The same sort of childish psychology can trip you up when it comes to scientific information, though. Few people immerse themselves in the voluminous scientific literature about, say, evolution. People who reject evolution are doing so because they haven’t escaped the childish notion that everything has a purpose for its existence (which violates the purposelessness of evolutionary processes), and because they evaluate obscure information by the source that brings it to them. In this case, many of those who deny the fact of evolution are rejecting the sources that argue in its favor—those godless, secular-humanist, elitist, amoral scientists and the media that channel them. They are rarely evaluating the evidence themselves. (I don’t mean to tar only creationists with the brush of childish thinking. Many Americans who say they believe that evolution is real and that it operates through natural selection cannot accurately describe either evolution or natural selection; they just trust the sources that make that claim.)

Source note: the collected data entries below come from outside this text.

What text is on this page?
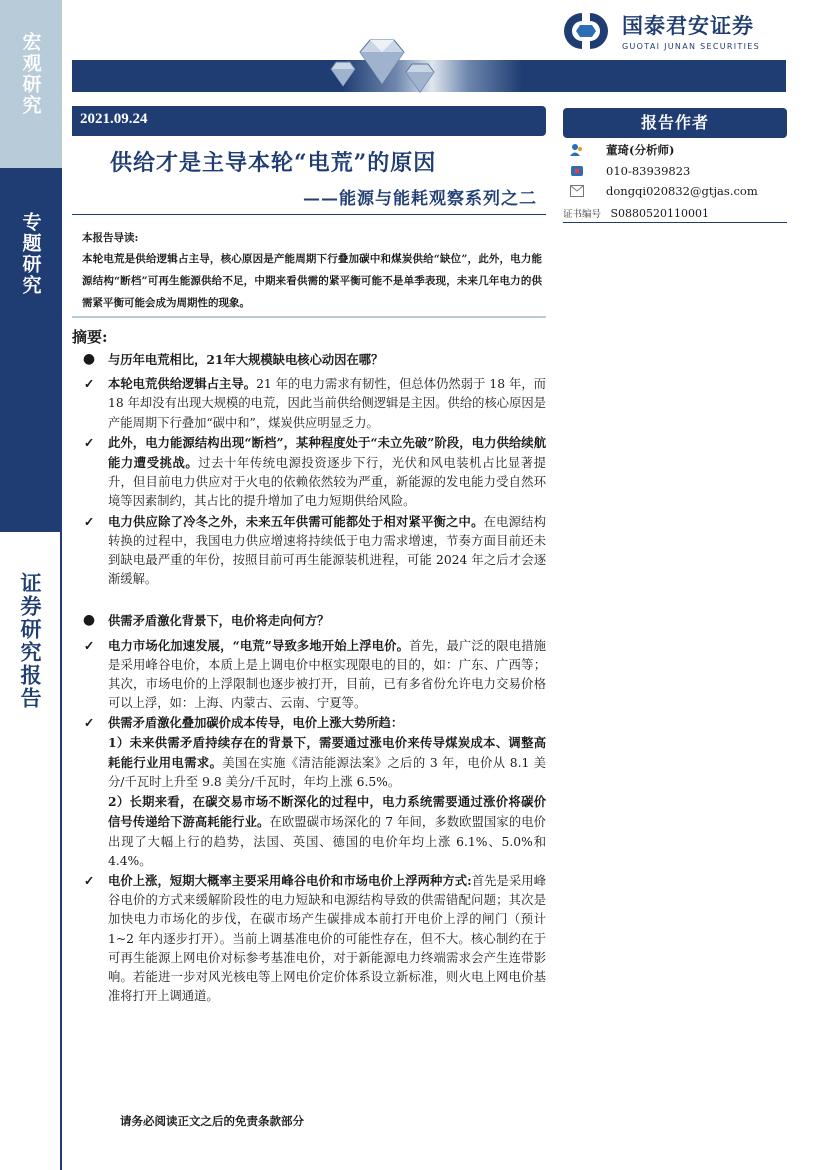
宏观研究
专题研究
证券研究报告
国泰君安证券
GUOTAI JUNAN SECURITIES
2021.09.24
供给才是主导本轮“电荒”的原因
——能源与能耗观察系列之二
报告作者
董琦(分析师)
010-83939823
dongqi020832@gtjas.com
证书编号 S0880520110001
本报告导读:
本轮电荒是供给逻辑占主导，核心原因是产能周期下行叠加碳中和煤炭供给“缺位”，此外，电力能源结构“断档”可再生能源供给不足，中期来看供需的紧平衡可能不是单季表现，未来几年电力的供需紧平衡可能会成为周期性的现象。
摘要:
● 与历年电荒相比，21年大规模缺电核心动因在哪？
✓	本轮电荒供给逻辑占主导。21 年的电力需求有韧性，但总体仍然弱于 18 年，而 18 年却没有出现大规模的电荒，因此当前供给侧逻辑是主因。供给的核心原因是产能周期下行叠加“碳中和”，煤炭供应明显乏力。
✓	此外，电力能源结构出现“断档”，某种程度处于“未立先破”阶段，电力供给续航能力遭受挑战。过去十年传统电源投资逐步下行，光伏和风电装机占比显著提升，但目前电力供应对于火电的依赖依然较为严重，新能源的发电能力受自然环境等因素制约，其占比的提升增加了电力短期供给风险。
✓	电力供应除了冷冬之外，未来五年供需可能都处于相对紧平衡之中。在电源结构转换的过程中，我国电力供应增速将持续低于电力需求增速，节奏方面目前还未到缺电最严重的年份，按照目前可再生能源装机进程，可能 2024 年之后才会逐渐缓解。
● 供需矛盾激化背景下，电价将走向何方？
✓	电力市场化加速发展，“电荒”导致多地开始上浮电价。首先，最广泛的限电措施是采用峰谷电价，本质上是上调电价中枢实现限电的目的，如：广东、广西等；其次，市场电价的上浮限制也逐步被打开，目前，已有多省份允许电力交易价格可以上浮，如：上海、内蒙古、云南、宁夏等。
✓	供需矛盾激化叠加碳价成本传导，电价上涨大势所趋：
1）未来供需矛盾持续存在的背景下，需要通过涨电价来传导煤炭成本、调整高耗能行业用电需求。美国在实施《清洁能源法案》之后的 3 年，电价从 8.1 美分/千瓦时上升至 9.8 美分/千瓦时，年均上涨 6.5%。
2）长期来看，在碳交易市场不断深化的过程中，电力系统需要通过涨价将碳价信号传递给下游高耗能行业。在欧盟碳市场深化的 7 年间，多数欧盟国家的电价出现了大幅上行的趋势，法国、英国、德国的电价年均上涨 6.1%、5.0%和 4.4%。
✓	电价上涨，短期大概率主要采用峰谷电价和市场电价上浮两种方式:首先是采用峰谷电价的方式来缓解阶段性的电力短缺和电源结构导致的供需错配问题；其次是加快电力市场化的步伐，在碳市场产生碳排成本前打开电价上浮的闸门（预计 1~2 年内逐步打开）。当前上调基准电价的可能性存在，但不大。核心制约在于可再生能源上网电价对标参考基准电价，对于新能源电力终端需求会产生连带影响。若能进一步对风光核电等上网电价定价体系设立新标准，则火电上网电价基准将打开上调通道。
请务必阅读正文之后的免责条款部分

What all this means is that resistance to science starts in childhood and can easily persist into adulthood. That’s most likely to occur when the scientific claim is in dispute within a society (because it challenges a religious dogma, most obviously), if there is a nonscientific alternative that makes more intuitive sense, if that alternative is championed by people you trust and if the scientific claim is pushed by people you don’t. Evolution clashes with our childish notion that everything has a purpose and a design, so it has one strike against it from the start. It is championed by people widely viewed as elitist and godless and with a stake in the outcome (more funding for their research, triumphing over religion); strike two. The alternative, creationism, is backed by respected religious and political leaders with no obvious horse in the race; strike three.

Whenever people ask me what’s important to know about science, my answer is never the long list of facts—from heliocentrism to the genetic code—that passes for science standards in so many schools today. What people need to know about science is what it means to think scientifically—how to evaluate evidence that goes counter to their intuition and hopes, how to break out of childish thinking patterns. Being able to do that, much more than being able to explain how earthquakes arise, is true science literacy.